O diagnóstico deste problema, diz-nos o autor, pode ajudar a compreender a importância da tradição, ou seja, a lembrança da ligação do homem ao tempo. No seio de todas as mudanças interiores e exteriores do homem, a razão de ser da tradição é a de nos fornecer aberturas para o eterno. “Um gesto ritual, a impecável face de um ícone, a postura de um mestre espiritual, um lugar de peregrinação, as palavras cantadas de um texto sagrado, a flor. Tudo isto são formas da tradição. Tudo são ecos e reflexos de Deus”. A tradição existe para nos relembrar de quem somos, criados à imagem de Deus, a partir do real e do irreal, concebidos como uma ponte entre o finito e o infinito, o absoluto e o relativo.

Mas o homem afasta-se constantemente desta sua função, considerando muito mais fácil seguir o fluxo dos fenómenos à sua volta do que resistir, convencendo-se de que tudo fluí, que tudo é relativo.

Isto não significa que o caminho oposto não é muito difícil, de facto, o desejo de evitar a disciplina que deve acompanhar todo o contacto com Deus não é nada de recente. “O absoluto, pela sua natureza, requer a totalidade do homem. E ninguém gosta de ver o seu ego destruído. A santidade nunca foi fácil, e todos os que pensam o contrário são românticos, não tradicionalistas. O que é novo na mentalidade moderna não é a sua fraqueza, mas sim a sua desaprovação”. O homem moderno elevou a preguiça individual a uma fatalidade universal. A ignorância deu lugar ao agnosticismo, o pecado à doença, e a própria virtude à necessidade de perdoar.

Antes de apresentar as suas conclusões, o professor Cutsinger foca ainda um outro problema, sugerindo que a tradição continua a ser confundida com algo que é apenas cronologicamente antigo, sendo os tradicionalistas acusados de serem reaccionários.
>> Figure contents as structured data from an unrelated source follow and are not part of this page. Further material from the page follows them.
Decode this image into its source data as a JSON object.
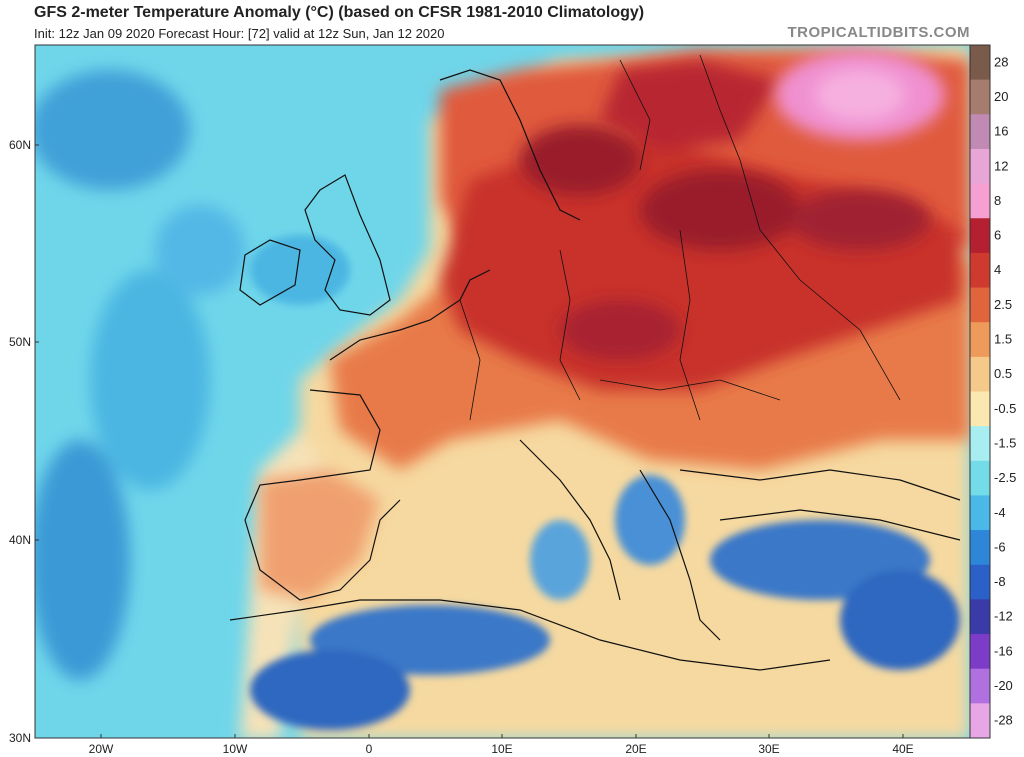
{
  "header": {
    "title": "GFS 2-meter Temperature Anomaly (°C) (based on CFSR 1981-2010 Climatology)",
    "subtitle": "Init: 12z Jan 09 2020   Forecast Hour: [72]   valid at 12z Sun, Jan 12 2020",
    "brand": "TROPICALTIDBITS.COM"
  },
  "axes": {
    "lat_labels": [
      "60N",
      "50N",
      "40N",
      "30N"
    ],
    "lon_labels": [
      "20W",
      "10W",
      "0",
      "10E",
      "20E",
      "30E",
      "40E"
    ]
  },
  "colorbar": {
    "labels": [
      "28",
      "20",
      "16",
      "12",
      "8",
      "6",
      "4",
      "2.5",
      "1.5",
      "0.5",
      "-0.5",
      "-1.5",
      "-2.5",
      "-4",
      "-6",
      "-8",
      "-12",
      "-16",
      "-20",
      "-28"
    ],
    "colors": [
      "#7a5a4a",
      "#a57c6e",
      "#c08ab3",
      "#e7a6d6",
      "#f5a0d0",
      "#b42030",
      "#cf3a2e",
      "#e0643c",
      "#ee9a5a",
      "#f5c98a",
      "#fbe8b0",
      "#a8eef0",
      "#74dce8",
      "#4ab8e8",
      "#2e86d8",
      "#2a60c8",
      "#3a3aa8",
      "#7d3cc8",
      "#b070e0",
      "#e7a6e6"
    ]
  },
  "colors": {
    "ocean_cold": "#6fd6ea",
    "ocean_deep": "#3fa0d8",
    "warm_light": "#f6d9a0",
    "warm": "#e87a4a",
    "hot": "#c8322c",
    "very_hot": "#9a1e2a",
    "pink": "#f090d0",
    "cold": "#3a78c8"
  }
}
Por esta razão é fundamental insistir que a tradição em causa refere-se apenas a transmissões iniciadas em Deus, sendo a definição metafísica de tradição como tal, distinta da exposição doutrinal de qualquer tradição.
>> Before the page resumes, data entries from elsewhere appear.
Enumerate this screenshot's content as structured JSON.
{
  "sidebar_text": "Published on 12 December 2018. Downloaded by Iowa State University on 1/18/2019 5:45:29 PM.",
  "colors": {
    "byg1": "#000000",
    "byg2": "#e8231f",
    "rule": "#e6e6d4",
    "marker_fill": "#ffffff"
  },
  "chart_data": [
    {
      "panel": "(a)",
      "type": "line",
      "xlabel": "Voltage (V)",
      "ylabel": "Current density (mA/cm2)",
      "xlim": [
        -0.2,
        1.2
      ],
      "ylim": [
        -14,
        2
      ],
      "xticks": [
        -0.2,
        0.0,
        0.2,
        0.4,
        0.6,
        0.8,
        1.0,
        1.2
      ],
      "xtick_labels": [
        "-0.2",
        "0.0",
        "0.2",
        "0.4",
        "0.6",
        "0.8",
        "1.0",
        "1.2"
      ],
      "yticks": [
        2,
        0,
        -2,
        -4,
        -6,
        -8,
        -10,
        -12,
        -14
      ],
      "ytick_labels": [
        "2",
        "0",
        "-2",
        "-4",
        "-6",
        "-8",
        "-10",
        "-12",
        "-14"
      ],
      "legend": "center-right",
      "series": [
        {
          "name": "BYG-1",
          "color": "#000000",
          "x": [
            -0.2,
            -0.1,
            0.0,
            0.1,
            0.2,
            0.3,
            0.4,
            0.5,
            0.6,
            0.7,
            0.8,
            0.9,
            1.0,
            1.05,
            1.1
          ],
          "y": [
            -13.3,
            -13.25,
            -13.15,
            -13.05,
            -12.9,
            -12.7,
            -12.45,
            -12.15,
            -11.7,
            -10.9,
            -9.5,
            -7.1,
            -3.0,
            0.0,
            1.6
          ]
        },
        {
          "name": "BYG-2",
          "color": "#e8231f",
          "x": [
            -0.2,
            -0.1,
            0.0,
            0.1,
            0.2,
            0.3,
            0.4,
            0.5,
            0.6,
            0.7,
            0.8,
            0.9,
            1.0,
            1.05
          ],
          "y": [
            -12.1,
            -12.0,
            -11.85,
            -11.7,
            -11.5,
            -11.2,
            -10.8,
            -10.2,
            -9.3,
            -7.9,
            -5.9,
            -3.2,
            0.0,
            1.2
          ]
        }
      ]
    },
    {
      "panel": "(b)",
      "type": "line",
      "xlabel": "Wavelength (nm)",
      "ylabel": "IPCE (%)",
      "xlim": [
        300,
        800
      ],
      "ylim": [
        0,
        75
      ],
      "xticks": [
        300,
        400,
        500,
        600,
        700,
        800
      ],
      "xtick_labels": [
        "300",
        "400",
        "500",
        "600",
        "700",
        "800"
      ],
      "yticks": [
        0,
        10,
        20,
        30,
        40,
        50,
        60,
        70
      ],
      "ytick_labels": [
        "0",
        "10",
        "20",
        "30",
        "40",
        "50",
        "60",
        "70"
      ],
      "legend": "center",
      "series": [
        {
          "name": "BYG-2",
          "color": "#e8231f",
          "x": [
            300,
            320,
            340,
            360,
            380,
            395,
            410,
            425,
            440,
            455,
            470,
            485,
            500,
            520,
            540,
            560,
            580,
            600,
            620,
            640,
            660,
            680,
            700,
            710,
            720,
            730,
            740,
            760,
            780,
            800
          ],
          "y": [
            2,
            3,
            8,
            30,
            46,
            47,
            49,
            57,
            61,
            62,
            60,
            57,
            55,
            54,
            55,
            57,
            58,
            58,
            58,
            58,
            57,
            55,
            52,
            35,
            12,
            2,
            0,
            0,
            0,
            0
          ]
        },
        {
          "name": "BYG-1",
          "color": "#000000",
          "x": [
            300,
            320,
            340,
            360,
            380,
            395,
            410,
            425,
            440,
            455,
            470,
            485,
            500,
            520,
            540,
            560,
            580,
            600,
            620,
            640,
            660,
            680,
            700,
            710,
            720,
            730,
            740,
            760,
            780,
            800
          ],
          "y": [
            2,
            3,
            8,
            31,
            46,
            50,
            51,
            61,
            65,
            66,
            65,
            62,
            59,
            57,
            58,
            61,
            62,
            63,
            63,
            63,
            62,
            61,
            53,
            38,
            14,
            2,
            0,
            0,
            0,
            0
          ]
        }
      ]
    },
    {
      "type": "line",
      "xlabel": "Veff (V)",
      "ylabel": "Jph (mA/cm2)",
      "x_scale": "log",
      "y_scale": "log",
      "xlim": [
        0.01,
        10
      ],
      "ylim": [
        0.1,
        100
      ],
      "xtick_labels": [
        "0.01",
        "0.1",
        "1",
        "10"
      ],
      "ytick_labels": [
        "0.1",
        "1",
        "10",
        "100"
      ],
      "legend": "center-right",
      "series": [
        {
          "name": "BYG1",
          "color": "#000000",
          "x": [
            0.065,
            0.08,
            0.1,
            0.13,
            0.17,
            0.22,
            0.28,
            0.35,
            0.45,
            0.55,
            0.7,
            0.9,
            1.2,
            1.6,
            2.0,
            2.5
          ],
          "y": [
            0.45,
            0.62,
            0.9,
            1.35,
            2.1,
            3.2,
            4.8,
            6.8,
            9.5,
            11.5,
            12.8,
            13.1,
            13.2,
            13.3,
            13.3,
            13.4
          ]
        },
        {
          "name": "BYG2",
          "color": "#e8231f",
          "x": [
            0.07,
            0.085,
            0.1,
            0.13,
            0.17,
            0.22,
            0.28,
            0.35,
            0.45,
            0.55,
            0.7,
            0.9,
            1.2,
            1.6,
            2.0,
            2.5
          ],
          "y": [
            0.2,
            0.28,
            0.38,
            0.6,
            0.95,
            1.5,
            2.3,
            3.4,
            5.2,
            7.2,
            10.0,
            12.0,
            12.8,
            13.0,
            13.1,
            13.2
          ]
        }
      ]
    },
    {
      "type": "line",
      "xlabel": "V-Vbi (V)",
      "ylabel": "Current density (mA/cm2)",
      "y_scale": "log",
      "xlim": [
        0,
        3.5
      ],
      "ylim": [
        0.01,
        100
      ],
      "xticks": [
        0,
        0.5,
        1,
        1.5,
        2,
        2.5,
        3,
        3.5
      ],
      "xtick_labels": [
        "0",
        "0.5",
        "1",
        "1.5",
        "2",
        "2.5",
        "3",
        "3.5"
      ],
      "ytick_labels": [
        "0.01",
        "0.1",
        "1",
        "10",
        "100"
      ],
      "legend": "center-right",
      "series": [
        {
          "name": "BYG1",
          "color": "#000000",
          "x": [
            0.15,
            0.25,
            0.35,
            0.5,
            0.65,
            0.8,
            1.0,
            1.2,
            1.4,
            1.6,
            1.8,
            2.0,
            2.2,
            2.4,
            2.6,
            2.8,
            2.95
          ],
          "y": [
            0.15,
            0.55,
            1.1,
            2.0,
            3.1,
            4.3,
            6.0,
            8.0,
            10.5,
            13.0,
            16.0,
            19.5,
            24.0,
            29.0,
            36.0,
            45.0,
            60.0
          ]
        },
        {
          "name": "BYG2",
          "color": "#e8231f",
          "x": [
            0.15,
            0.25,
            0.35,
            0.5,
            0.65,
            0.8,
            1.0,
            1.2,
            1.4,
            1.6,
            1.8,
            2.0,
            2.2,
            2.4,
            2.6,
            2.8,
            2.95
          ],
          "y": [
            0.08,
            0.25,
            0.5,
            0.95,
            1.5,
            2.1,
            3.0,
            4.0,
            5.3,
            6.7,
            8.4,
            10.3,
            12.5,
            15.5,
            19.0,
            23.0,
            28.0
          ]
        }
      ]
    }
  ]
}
É óbvio, no entanto, que esta tradição não poderá ser outra coisa senão antiga, não sendo possível descobrir uma era em que esta não estivesse presente, resultando este facto da própria natureza infinita de Deus. Por esta razão, não será estranho encontrar sinais da tradição em qualquer parte e em qualquer altura que procurarmos. Mas a universalidade e a antiguidade são acidentais do ponto de vista metafísico, sendo os resultados da tradição, não a sua causa. Os Tradicionalistas têm assim a árdua tarefa de “defender o que é antigo, não como antigo mas como verdadeiro, como uma expressão temporal de algo que está simplesmente a brotar continuamente a partir da eternidade, sem pai, sem mãe, sem descida, não tendo nem princípio nem fim, mas criado como que para o Filho de Deus”.
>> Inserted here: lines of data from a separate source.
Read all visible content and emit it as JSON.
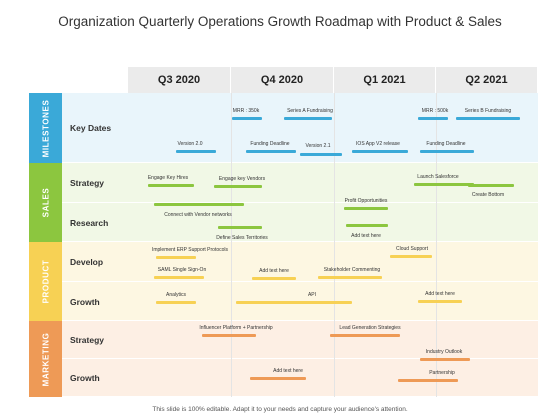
{
  "title": "Organization Quarterly Operations Growth Roadmap with Product & Sales",
  "footer": "This slide is 100% editable. Adapt it to your needs and capture your audience's attention.",
  "quarters": [
    "Q3 2020",
    "Q4 2020",
    "Q1 2021",
    "Q2 2021"
  ],
  "sections": [
    {
      "label": "MILESTONES",
      "color": "#3aa9d8",
      "light": "#e9f5fb",
      "rows": [
        "Key Dates"
      ]
    },
    {
      "label": "SALES",
      "color": "#8cc63f",
      "light": "#f1f8e6",
      "rows": [
        "Strategy",
        "Research"
      ]
    },
    {
      "label": "PRODUCT",
      "color": "#f7d154",
      "light": "#fdf7e2",
      "rows": [
        "Develop",
        "Growth"
      ]
    },
    {
      "label": "MARKETING",
      "color": "#ee9a56",
      "light": "#fdefe4",
      "rows": [
        "Strategy",
        "Growth"
      ]
    }
  ],
  "tasks": [
    "MRR : 350k",
    "Series A Fundraising",
    "MRR : 500k",
    "Series B Fundraising",
    "Version 2.0",
    "Funding Deadline",
    "Version 2.1",
    "IOS App V2 release",
    "Funding Deadline",
    "Engage Key Hires",
    "Engage key Vendors",
    "Launch Salesforce",
    "Create Bottom",
    "Profit Opportunities",
    "Connect with Vendor networks",
    "Define Sales Territories",
    "Add text here",
    "Implement ERP Support Protocols",
    "Cloud Support",
    "SAML Single Sign-On",
    "Add text here",
    "Stakeholder Commenting",
    "Analytics",
    "API",
    "Add text here",
    "Influencer Platform + Partnership",
    "Lead Generation Strategies",
    "Industry Outlook",
    "Add text here",
    "Partnership"
  ]
}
Concluindo, o professor Cutsinger refere ainda que não há como contornar o facto de sermos talhados para o absoluto, caso contrário não seríamos nada, e que ser humano na sua plenitude implica ter conhecimento desta verdade. Os modernistas e pós-modernistas nas suas críticas não podem deixar de procurar falar verdade e, assim, não conseguem evitar ser metafísicos. A falta de lógica das suas posições atestam exactamente este facto. “Pois é precisamente quando as suas posições implodem que eles atestam, apesar de contra eles próprios, a razão subjacente da tradição, a qual é transmitir o que precisamos por forma a nos tornarmos o que somos. Eles confessam que ao abdicar da sua vocação como projecção de Deus, o homem precisa agora de ajuda exterior. Ele depende de símbolos da verdade, os quais estão enterrados no interior do seu coração”. E quanto às objecções de falta de critério e protestos contra o facto de a revelação estar longe de ser auto-evidente, contra as acusações de que estas posições são muito abstractas, pretensiosas e antiquadas, apenas se pode dizer o seguinte: “Eles continuarão necessariamente a falar como homens – homens caídos que, como eu, anseiam pela verdade que liberta, para os quais a tradição na vida contemporânea pode ainda tornar completos”.